Materyalizm, bunun ötesindedir ve bilimle uyumlu bir felsefi
anlayış/ideolojidir.
“Tanrı”nın
ya da diğer metafizik kavramların nesnel gerçeklikte var olup olmadığına dair
bilimsel bir sorgulama/araştırma yürütmek mümkün değildir. Fakat bu inançların
toplumlarda/tarihte insanların pratikleri içerisinde ve zihinlerinde nasıl
doğup, geliştiklerine, ayrıca yaşamsal etkinlikleri nasıl yönlendirdiklerine
dair bilimsel ve materyalist felsefi bir kavrayış bulunmaktadır.
İnsanların
yaşam etkinliklerinin ideolojik/ideal boyutunda yer alan dinlerin, her gün
yeniden üretimi, temelde insanların doğadaki ve toplumdaki süreçleri
şeffaflıkla ve doğrulukla kavrayamamalarına ve yaşamlarını etkileyen bu
süreçleri kontrol edememelerine bağlıdır. Yaşamsal etkinliklerin, realist ve
bilimsel düşünceleri de doğurduğu görülmelidir. Yani insanlar günlük
etkinliklerinde metafizik fikirlerin yanı sıra materyalist/realist fikirler de
üretirler ve bilimsel de düşünürler. Elbette gerici bir sınıf olan sermaye
sınıfının toplumsal iktidarının korunması ve yeniden üretilmesinde dinlerin ve
metafizik ideolojilerin çeşitli yollarla ve yapılar aracılığıyla öğretilmesi,
aktarılması, propagandası da gerçekleşmektedir.
Doğadaki
ve toplumdaki olguların/süreçlerin, bütün
insanlar tarafından, sağduyu düzeyinde bile
realist/bilimsel/materyalist bir şekilde kavranışı, tarihin komünizm döneminde
gerçekleşecektir. Bu ancak, toplumu bütün üyeleriyle kucaklayacak kolektif bir
örgütlenmeyle, devletin toplumsal örgütlenmeyle eşitlenmesiyle ve planlı
toplum mühendisliği etkinlikleriyle, toplumsal düzenleniş ve işleyiş (=yapılar)

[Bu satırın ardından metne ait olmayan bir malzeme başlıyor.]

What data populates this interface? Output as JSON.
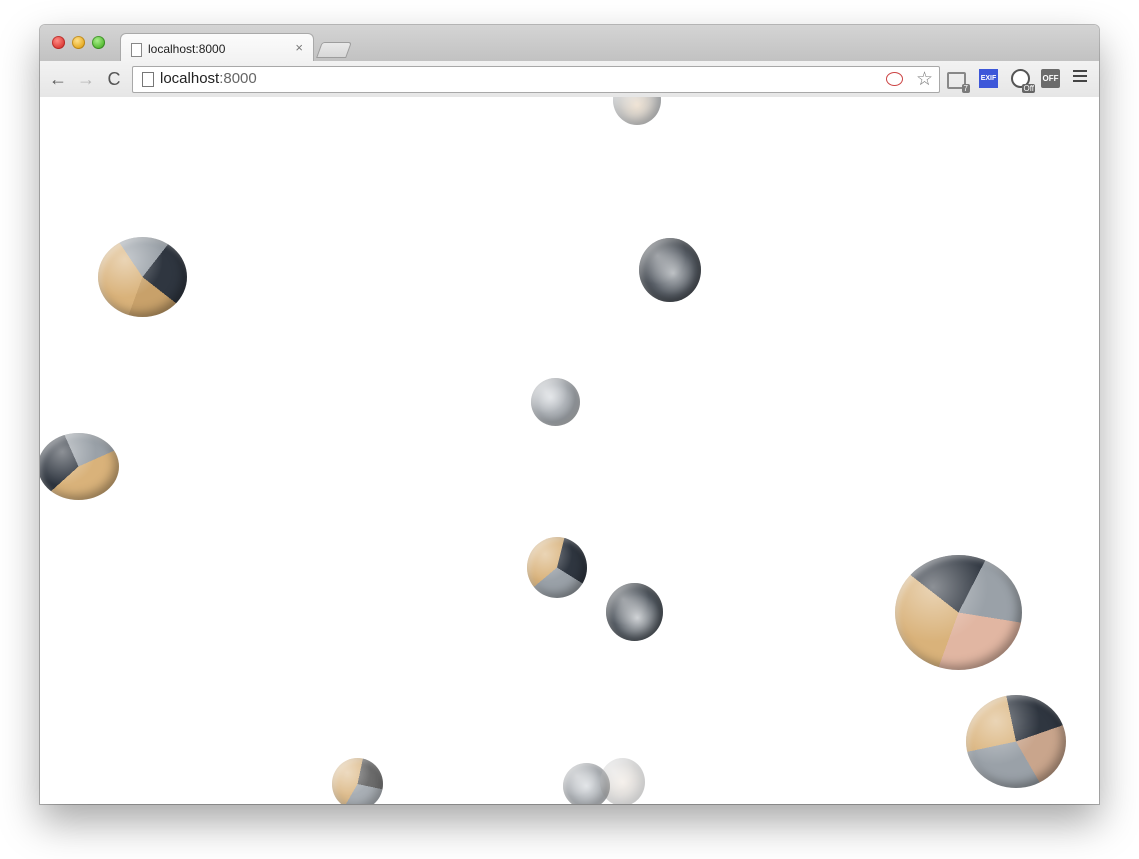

üzerinde kolektif bir denetim ve egemenlik sağlandığında mümkündür.
Komünizme
geçiş toplumu olan sosyalizmde, ateizmin ne propagandası yapılır ne de ateizm
yaygınlaştırılır. Toplumsal aydınlanma seferberliği dâhilinde bilimsel
düşüncelerin ve materyalizmin farklı alanlarda benimsenmesi ve yaygınlaşması
doğrultusunda politikalar izlenirken, bireylerin inançlarına tam bir özgürlük
ortamı sağlanır. Dinin siyasal ve iktisadi örgütlenmelere referans olmasıysa
önlenir.
Tarihteki
idealizm ile materyalizm, başka bir görünüm altında dinler ile bilim arasındaki
karşıtlık ve mücadele gerçek bir olgudur. Toplumsal etkinliklerde üretilen bu
ideolojik/ideal boyutların arasındaki karşıtlığın aşılacağı tarihsel dönemin
adı sosyalizmdir. Komünist dünya toplumunda ise, idealizmin ve dinlerin yerini
ateizm almayacak, bilimsel düşünceleri, materyalizmi, hümanizmi ve günlük
hayatın içindeki bin bir sağduyu öğesini kapsayan realizm, ideolojiler
dünyasına hâkim olacaktır. Çünkü metafizik ideolojiler, nesnel/toplumsal
dünyanın bir bileşeni ve yaşamsal etkinliklerin ideal boyutu olarak, insanların
doğal olmayan/yabancılaşmış ilişkilerinin ve pratiklerinin ürünüdür. Doğadaki
ve toplumdaki süreçler büyük oranda denetlendiğinde veya kontrol altına
alındığında, toplumun işleyişi kolektif olarak belirlenebildiğinde ve bilimsel
kriterlerle düzenlendiğinde, idealizmi, dinleri, mistik inançları ve
irrasyonalizmi kapsayan metafizik ideolojiler yeniden üretilemez duruma gelmiş
olacaktır.
Not: Bu
konuda ileri bir okuma önerimiz şu makaledir:
..... Doğadaki ve toplumdaki süreçler BÜYÜK ORANDA denetlendiğinde......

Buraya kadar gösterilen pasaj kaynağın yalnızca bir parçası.